Le châtain glousse affectueusement. Il observe son jeu, pousse sur la table basse tous ses jetons – les papillotes d'un autre paquet en réalité, Castiel n'a rien dit malgré le fait qu'elles sont importées d'Europe et qu'elles sont trop bonnes pour jouer avec – avant de le défier du regard.

Castiel se mord les joues, hésite puis pose ses cartes, figures cachées. Il soupire.

—«Je me couche, tu vas encore gagner de toute manière.»

—«Ta main ne peut pas être si mauvaise que cela. Montre-moi.» Dean retourne ses cartes avant de ricaner. «… J'ai rarement vu quelqu'un d'aussi malchanceux et pourtant, Sam a vraiment la poisse.»
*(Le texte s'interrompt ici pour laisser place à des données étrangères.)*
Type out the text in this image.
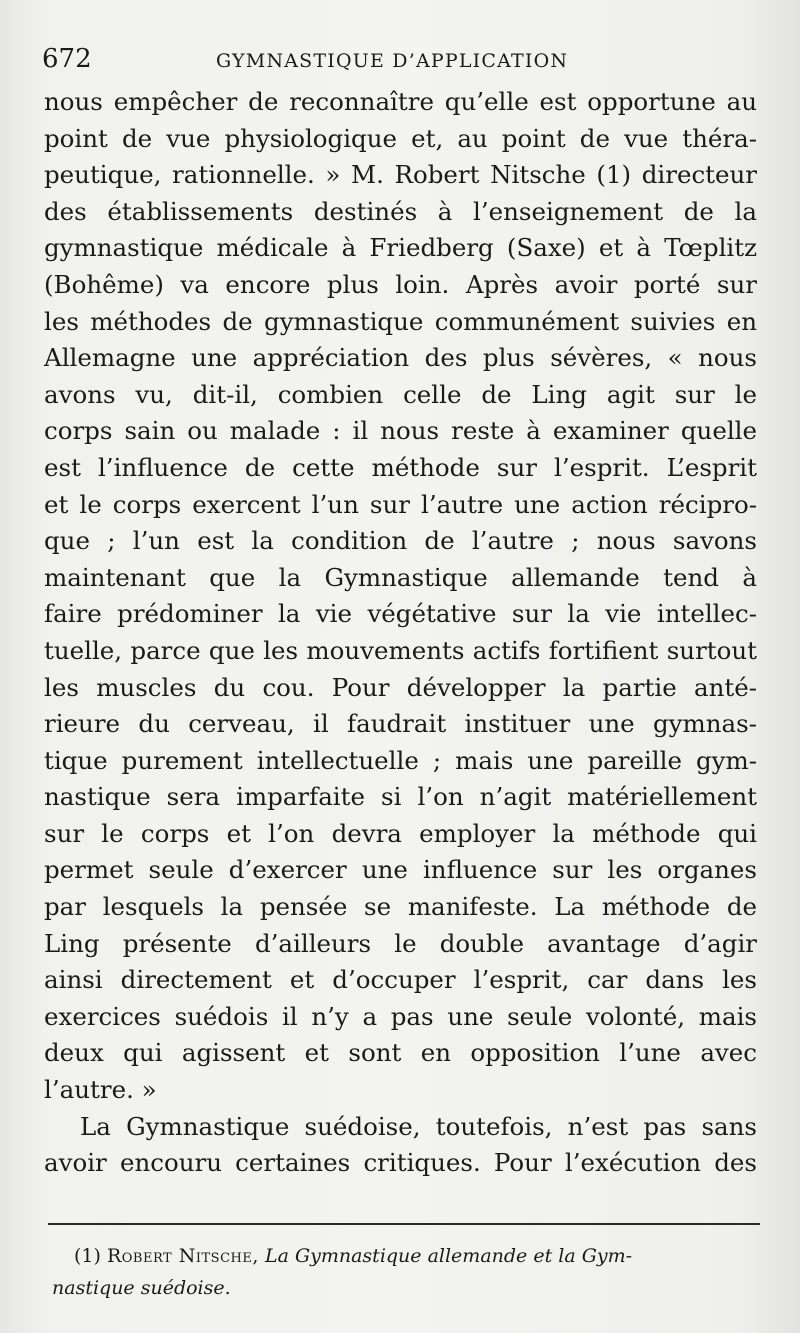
672	GYMNASTIQUE D’APPLICATION
nous empêcher de reconnaître qu’elle est opportune au
point de vue physiologique et, au point de vue théra-
peutique, rationnelle. » M. Robert Nitsche (1) directeur
des établissements destinés à l’enseignement de la
gymnastique médicale à Friedberg (Saxe) et à Tœplitz
(Bohême) va encore plus loin. Après avoir porté sur
les méthodes de gymnastique communément suivies en
Allemagne une appréciation des plus sévères, « nous
avons vu, dit-il, combien celle de Ling agit sur le
corps sain ou malade : il nous reste à examiner quelle
est l’influence de cette méthode sur l’esprit. L’esprit
et le corps exercent l’un sur l’autre une action récipro-
que ; l’un est la condition de l’autre ; nous savons
maintenant que la Gymnastique allemande tend à
faire prédominer la vie végétative sur la vie intellec-
tuelle, parce que les mouvements actifs fortifient surtout
les muscles du cou. Pour développer la partie anté-
rieure du cerveau, il faudrait instituer une gymnas-
tique purement intellectuelle ; mais une pareille gym-
nastique sera imparfaite si l’on n’agit matériellement
sur le corps et l’on devra employer la méthode qui
permet seule d’exercer une influence sur les organes
par lesquels la pensée se manifeste. La méthode de
Ling présente d’ailleurs le double avantage d’agir
ainsi directement et d’occuper l’esprit, car dans les
exercices suédois il n’y a pas une seule volonté, mais
deux qui agissent et sont en opposition l’une avec
l’autre. »
La Gymnastique suédoise, toutefois, n’est pas sans
avoir encouru certaines critiques. Pour l’exécution des
(1) Robert Nitsche, La Gymnastique allemande et la Gym-
nastique suédoise.
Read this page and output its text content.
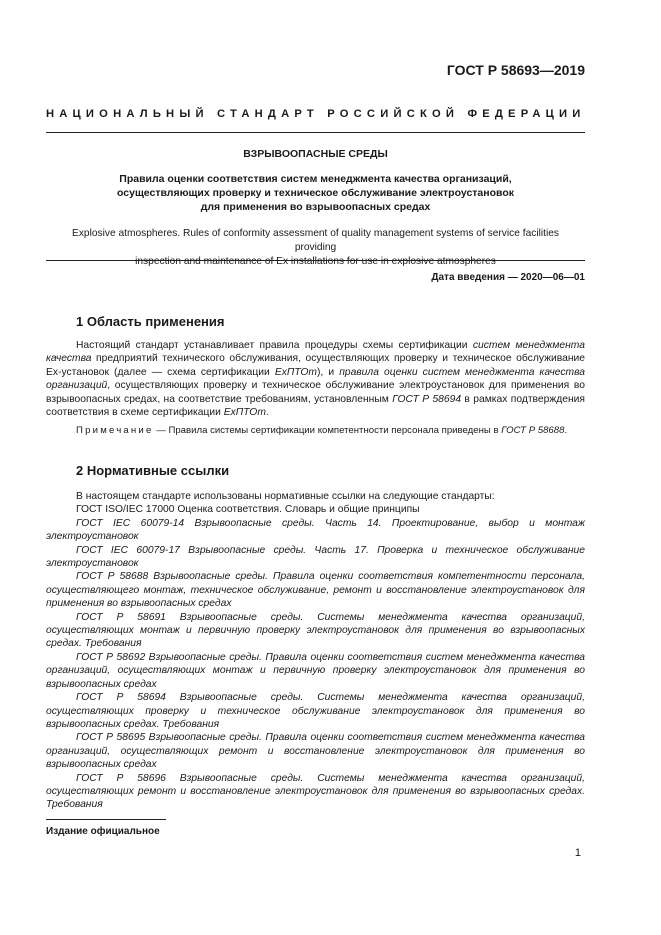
ГОСТ Р 58693—2019
НАЦИОНАЛЬНЫЙ СТАНДАРТ РОССИЙСКОЙ ФЕДЕРАЦИИ
ВЗРЫВООПАСНЫЕ СРЕДЫ
Правила оценки соответствия систем менеджмента качества организаций,
осуществляющих проверку и техническое обслуживание электроустановок
для применения во взрывоопасных средах
Explosive atmospheres. Rules of conformity assessment of quality management systems of service facilities providing
inspection and maintenance of Ex installations for use in explosive atmospheres
Дата введения — 2020—06—01
1 Область применения

Настоящий стандарт устанавливает правила процедуры схемы сертификации систем менеджмента качества предприятий технического обслуживания, осуществляющих проверку и техническое обслуживание Ex-установок (далее — схема сертификации ExПТОт), и правила оценки систем менеджмента качества организаций, осуществляющих проверку и техническое обслуживание электроустановок для применения во взрывоопасных средах, на соответствие требованиям, установленным ГОСТ Р 58694 в рамках подтверждения соответствия в схеме сертификации ExПТОт.

Примечание — Правила системы сертификации компетентности персонала приведены в ГОСТ Р 58688.

2 Нормативные ссылки

В настоящем стандарте использованы нормативные ссылки на следующие стандарты:

ГОСТ ISO/IEC 17000 Оценка соответствия. Словарь и общие принципы

ГОСТ IEC 60079-14 Взрывоопасные среды. Часть 14. Проектирование, выбор и монтаж электроустановок

ГОСТ IEC 60079-17 Взрывоопасные среды. Часть 17. Проверка и техническое обслуживание электроустановок

ГОСТ Р 58688 Взрывоопасные среды. Правила оценки соответствия компетентности персонала, осуществляющего монтаж, техническое обслуживание, ремонт и восстановление электроустановок для применения во взрывоопасных средах

ГОСТ Р 58691 Взрывоопасные среды. Системы менеджмента качества организаций, осуществляющих монтаж и первичную проверку электроустановок для применения во взрывоопасных средах. Требования

ГОСТ Р 58692 Взрывоопасные среды. Правила оценки соответствия систем менеджмента качества организаций, осуществляющих монтаж и первичную проверку электроустановок для применения во взрывоопасных средах

ГОСТ Р 58694 Взрывоопасные среды. Системы менеджмента качества организаций, осуществляющих проверку и техническое обслуживание электроустановок для применения во взрывоопасных средах. Требования

ГОСТ Р 58695 Взрывоопасные среды. Правила оценки соответствия систем менеджмента качества организаций, осуществляющих ремонт и восстановление электроустановок для применения во взрывоопасных средах

ГОСТ Р 58696 Взрывоопасные среды. Системы менеджмента качества организаций, осуществляющих ремонт и восстановление электроустановок для применения во взрывоопасных средах. Требования

Издание официальное
1
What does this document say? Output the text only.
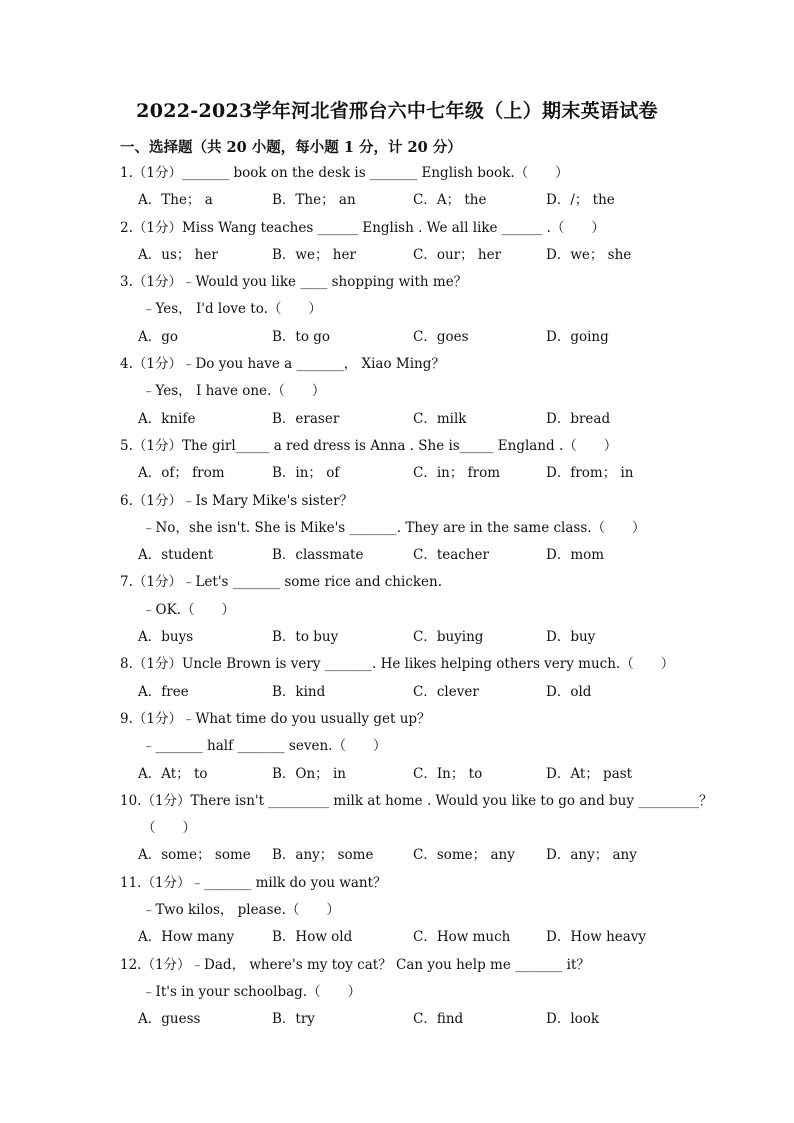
2022-2023学年河北省邢台六中七年级（上）期末英语试卷
一、选择题（共 20 小题，每小题 1 分，计 20 分）
1.（1分）_______ book on the desk is _______ English book.（　　）
A．The； a	B．The； an	C．A； the	D．/； the
2.（1分）Miss Wang teaches ______ English . We all like ______ .（　　）
A．us； her	B．we； her	C．our； her	D．we； she
3.（1分）﹣Would you like ____ shopping with me？
﹣Yes， I'd love to.（　　）
A．go	B．to go	C．goes	D．going
4.（1分）﹣Do you have a _______， Xiao Ming？
﹣Yes， I have one.（　　）
A．knife	B．eraser	C．milk	D．bread
5.（1分）The girl_____ a red dress is Anna . She is_____ England .（　　）
A．of； from	B．in； of	C．in； from	D．from； in
6.（1分）﹣Is Mary Mike's sister？
﹣No，she isn't. She is Mike's _______. They are in the same class.（　　）
A．student	B．classmate	C．teacher	D．mom
7.（1分）﹣Let's _______ some rice and chicken.
﹣OK.（　　）
A．buys	B．to buy	C．buying	D．buy
8.（1分）Uncle Brown is very _______. He likes helping others very much.（　　）
A．free	B．kind	C．clever	D．old
9.（1分）﹣What time do you usually get up？
﹣_______ half _______ seven.（　　）
A．At； to	B．On； in	C．In； to	D．At； past
10.（1分）There isn't _________ milk at home . Would you like to go and buy _________？
（　　）
A．some； some B．any； some	C．some； any D．any； any
11.（1分）﹣_______ milk do you want？
﹣Two kilos， please.（　　）
A．How many	B．How old	C．How much	D．How heavy
12.（1分）﹣Dad， where's my toy cat？ Can you help me _______ it？
﹣It's in your schoolbag.（　　）
A．guess	B．try	C．find	D．look
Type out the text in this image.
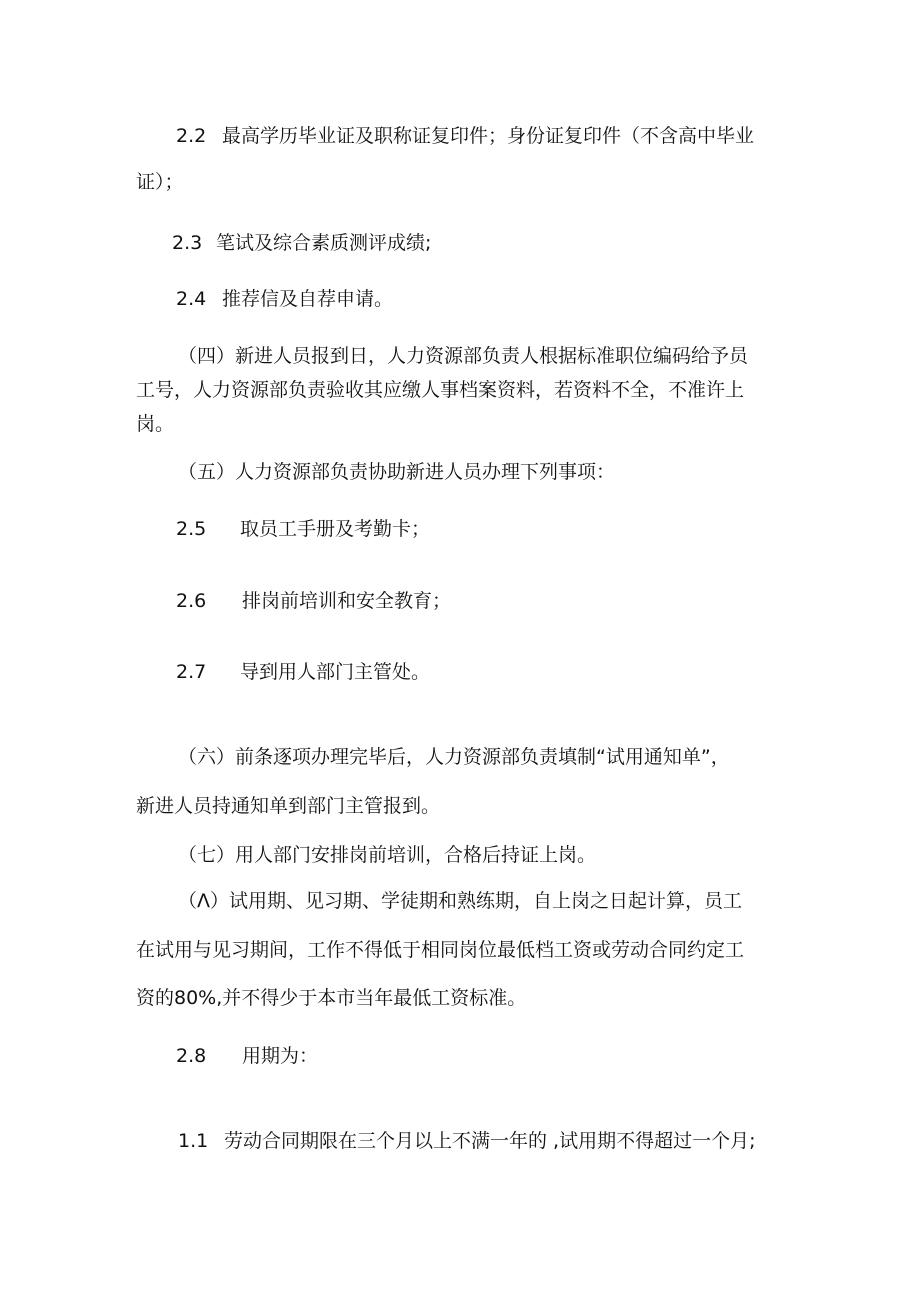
2.2 最高学历毕业证及职称证复印件；身份证复印件（不含高中毕业
证）；
2.3 笔试及综合素质测评成绩;
2.4 推荐信及自荐申请。
（四）新进人员报到日，人力资源部负责人根据标准职位编码给予员
工号，人力资源部负责验收其应缴人事档案资料，若资料不全，不准许上
岗。
（五）人力资源部负责协助新进人员办理下列事项：
2.5 取员工手册及考勤卡；
2.6 排岗前培训和安全教育；
2.7 导到用人部门主管处。
（六）前条逐项办理完毕后，人力资源部负责填制“试用通知单”，
新进人员持通知单到部门主管报到。
（七）用人部门安排岗前培训，合格后持证上岗。
（Λ）试用期、见习期、学徒期和熟练期，自上岗之日起计算，员工
在试用与见习期间，工作不得低于相同岗位最低档工资或劳动合同约定工
资的80%,并不得少于本市当年最低工资标准。
2.8 用期为：
1.1 劳动合同期限在三个月以上不满一年的 ,试用期不得超过一个月;
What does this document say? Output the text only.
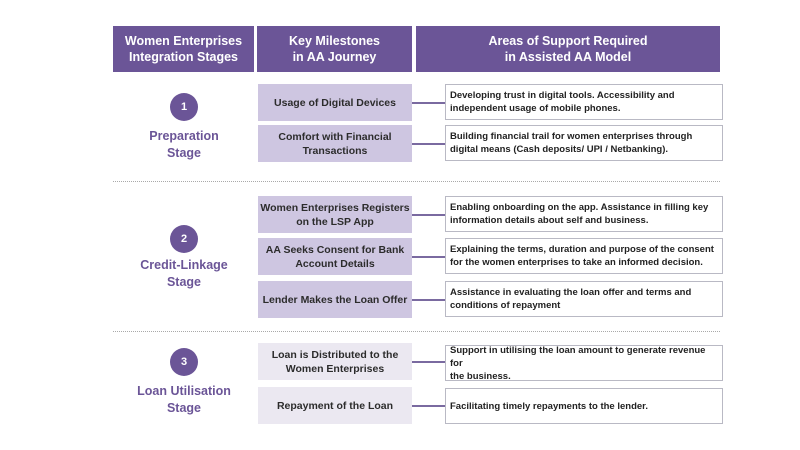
Women Enterprises
Integration Stages
Key Milestones
in AA Journey
Areas of Support Required
in Assisted AA Model
1
Preparation
Stage
Usage of Digital Devices
Developing trust in digital tools. Accessibility and
independent usage of mobile phones.
Comfort with Financial
Transactions
Building financial trail for women enterprises through
digital means (Cash deposits/ UPI / Netbanking).
2
Credit-Linkage
Stage
Women Enterprises Registers
on the LSP App
Enabling onboarding on the app. Assistance in filling key
information details about self and business.
AA Seeks Consent for Bank
Account Details
Explaining the terms, duration and purpose of the consent
for the women enterprises to take an informed decision.
Lender Makes the Loan Offer
Assistance in evaluating the loan offer and terms and
conditions of repayment
3
Loan Utilisation
Stage
Loan is Distributed to the
Women Enterprises
Support in utilising the loan amount to generate revenue for
the business.
Repayment of the Loan	Facilitating timely repayments to the lender.
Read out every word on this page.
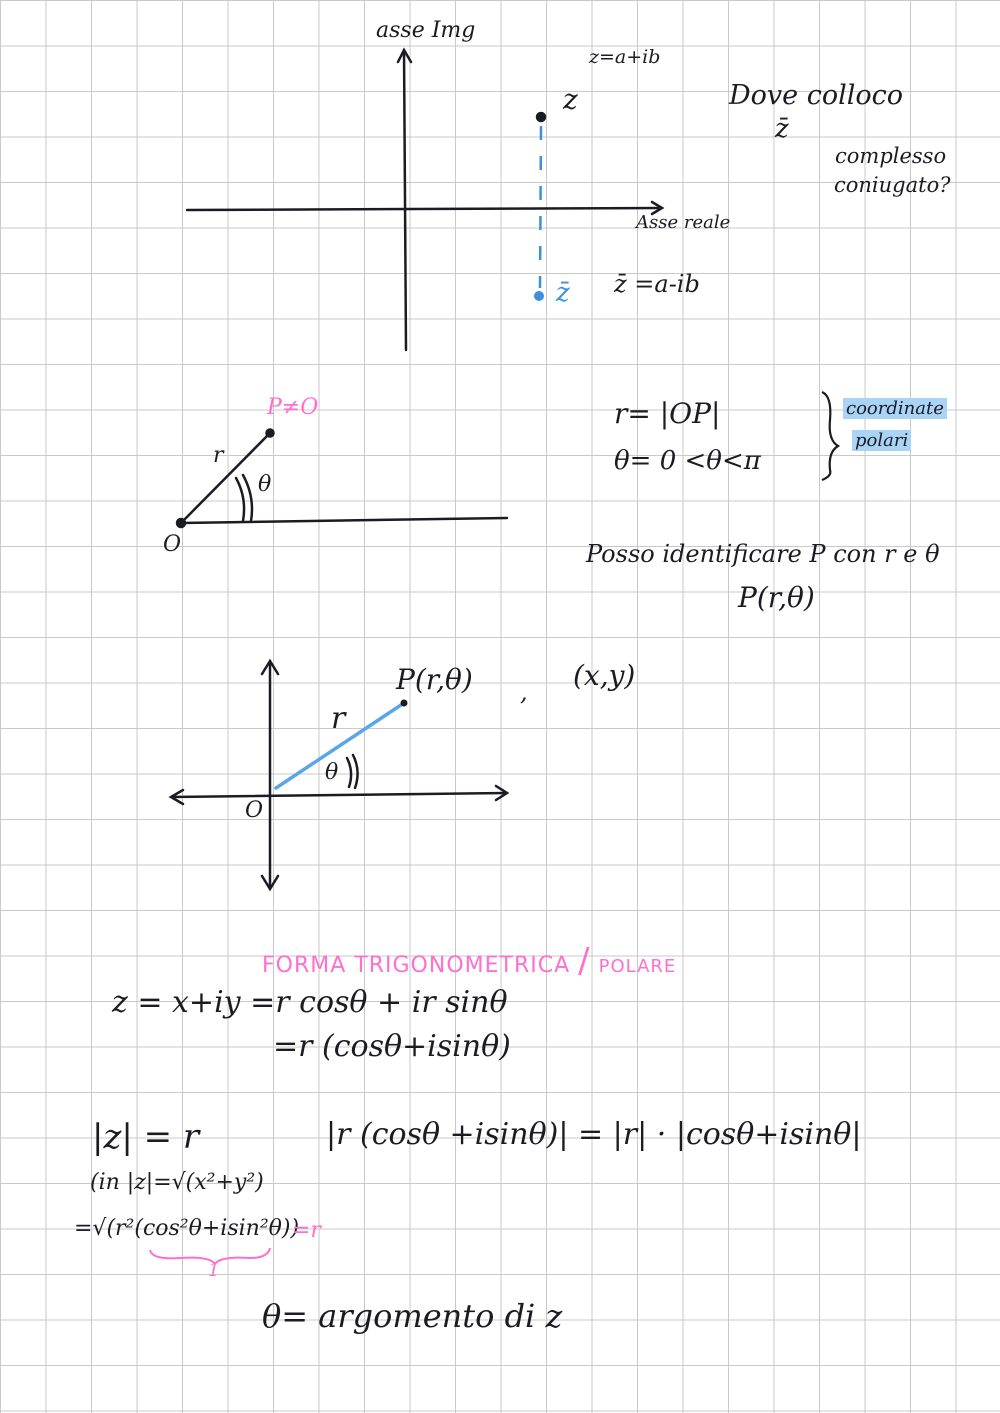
asse Img
z=a+ib
z
Asse reale
z̄ z̄ =a-ib
Dove colloco
z̄
complesso
coniugato?
P≠O
r
θ
O
r= |OP|
θ= 0 <θ<π
coordinate
polari
Posso identificare P con r e θ
P(r,θ)
P(r,θ) , (x,y)
r
θ
O
FORMA TRIGONOMETRICA / POLARE
z = x+iy =r cosθ + ir sinθ
=r (cosθ+isinθ)
|z| = r	|r (cosθ +isinθ)| = |r| · |cosθ+isinθ|
(in |z|=√(x²+y²)
=√(r²(cos²θ+isin²θ))
=r
1
θ= argomento di z
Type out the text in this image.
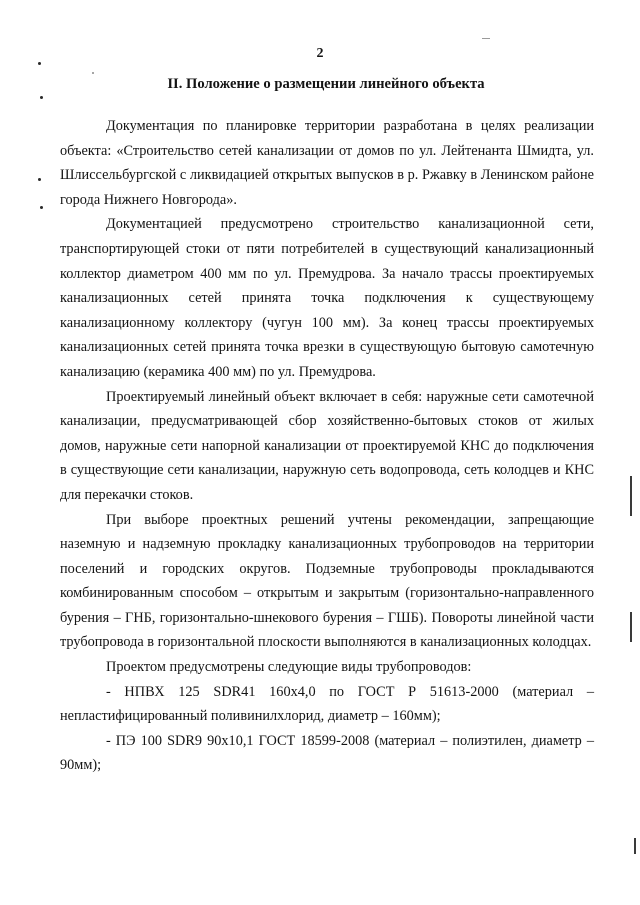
2
II. Положение о размещении линейного объекта

Документация по планировке территории разработана в целях реализации объекта: «Строительство сетей канализации от домов по ул. Лейтенанта Шмидта, ул. Шлиссельбургской с ликвидацией открытых выпусков в р. Ржавку в Ленинском районе города Нижнего Новгорода».

Документацией предусмотрено строительство канализационной сети, транспортирующей стоки от пяти потребителей в существующий канализационный коллектор диаметром 400 мм по ул. Премудрова. За начало трассы проектируемых канализационных сетей принята точка подключения к существующему канализационному коллектору (чугун 100 мм). За конец трассы проектируемых канализационных сетей принята точка врезки в существующую бытовую самотечную канализацию (керамика 400 мм) по ул. Премудрова.

Проектируемый линейный объект включает в себя: наружные сети самотечной канализации, предусматривающей сбор хозяйственно-бытовых стоков от жилых домов, наружные сети напорной канализации от проектируемой КНС до подключения в существующие сети канализации, наружную сеть водопровода, сеть колодцев и КНС для перекачки стоков.

При выборе проектных решений учтены рекомендации, запрещающие наземную и надземную прокладку канализационных трубопроводов на территории поселений и городских округов. Подземные трубопроводы прокладываются комбинированным способом – открытым и закрытым (горизонтально-направленного бурения – ГНБ, горизонтально-шнекового бурения – ГШБ). Повороты линейной части трубопровода в горизонтальной плоскости выполняются в канализационных колодцах.

Проектом предусмотрены следующие виды трубопроводов:

- НПВХ 125 SDR41 160х4,0 по ГОСТ Р 51613-2000 (материал – непластифицированный поливинилхлорид, диаметр – 160мм);

- ПЭ 100 SDR9 90х10,1 ГОСТ 18599-2008 (материал – полиэтилен, диаметр – 90мм);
—«Je n'ai pas la poisse. Tu gagnes uniquement parce que tu comptes les cartes», marmotte son cadet d'une voix lourde de sommeil.

Castiel sourit affectueusement.

Il prend à son tour une papillote dans le paquet, tend le papier à Dean pour que le jeune homme lui lise la citation. Derrière le nuage, le soleil brille toujours. Facile. C'est d'Abraham Lincoln, le seizième président des États-Unis. Le châtain a l'air réellement impressionné, Castiel se sent un peu heureux.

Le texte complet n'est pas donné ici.